If they did throw the switch on "subscription for OS", then they'd risk people just getting ChromeBooks which will steer the users instead toward Google Docs and Google Drive and all the other services Microsoft expressly doesn't want users to get into.
Yeah, probably they aren't, but who knows. Unity thought they were infallible and went for their "pay the installation fee or else" that gave power to engines like Godot.
Don't think of it like that. Think of it like, "next quarter's profits".
It takes a lot of effort for non-technical people to switch to a new OS. Microsoft can capitalize on that to rake in egregious profits for probably five years or more before businesses finish sincere efforts at supporting Linux.

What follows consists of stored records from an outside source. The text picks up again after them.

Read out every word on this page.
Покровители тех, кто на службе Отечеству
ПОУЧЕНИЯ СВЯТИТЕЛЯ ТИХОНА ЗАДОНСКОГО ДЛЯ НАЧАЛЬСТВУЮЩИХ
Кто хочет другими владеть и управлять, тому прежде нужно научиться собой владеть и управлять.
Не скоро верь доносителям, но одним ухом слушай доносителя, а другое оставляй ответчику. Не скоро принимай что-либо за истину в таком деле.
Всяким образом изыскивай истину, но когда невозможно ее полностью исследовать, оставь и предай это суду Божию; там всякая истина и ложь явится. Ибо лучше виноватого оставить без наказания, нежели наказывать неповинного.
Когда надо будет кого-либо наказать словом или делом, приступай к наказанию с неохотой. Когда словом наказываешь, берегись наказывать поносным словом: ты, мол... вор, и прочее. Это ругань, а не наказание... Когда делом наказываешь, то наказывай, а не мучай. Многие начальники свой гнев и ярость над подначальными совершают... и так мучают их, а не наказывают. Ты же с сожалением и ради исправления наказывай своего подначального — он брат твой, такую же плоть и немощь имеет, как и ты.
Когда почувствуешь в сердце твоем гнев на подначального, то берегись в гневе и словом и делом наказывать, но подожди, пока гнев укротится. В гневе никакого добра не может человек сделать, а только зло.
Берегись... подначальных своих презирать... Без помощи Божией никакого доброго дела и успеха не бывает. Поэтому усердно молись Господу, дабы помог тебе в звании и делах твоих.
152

We finally hopped ship this year. Some small bs antifeature finally pissed us off enough to (gasp) learn something new and now I can't find my way out of Vim.
Contrary to the idea that most of these new users come from steam decks, I've had 3 of my friends switch to or at least partially use linux. We are certainly growing.
Microsoft has made their os so annoying and I loath when their updates revert settings that took me an hour to find in the first place. Or worse, remove the settings and features I liked to shove some more bs ads and data harvesting down my throat.
So yeah, I'm planning on downloading Linux mint to a flash drive and giving it a try on one of my laptops this month.
A windows update broke my computer. My system image I made using Windows couldn't restore. I have zero faith in windows. The culprit was something like an update that fucked driver signatures.
The combined number of years of my marriage and the ages of all of my children is a number that when subtracted from 2024 would not equal the first time I heard this.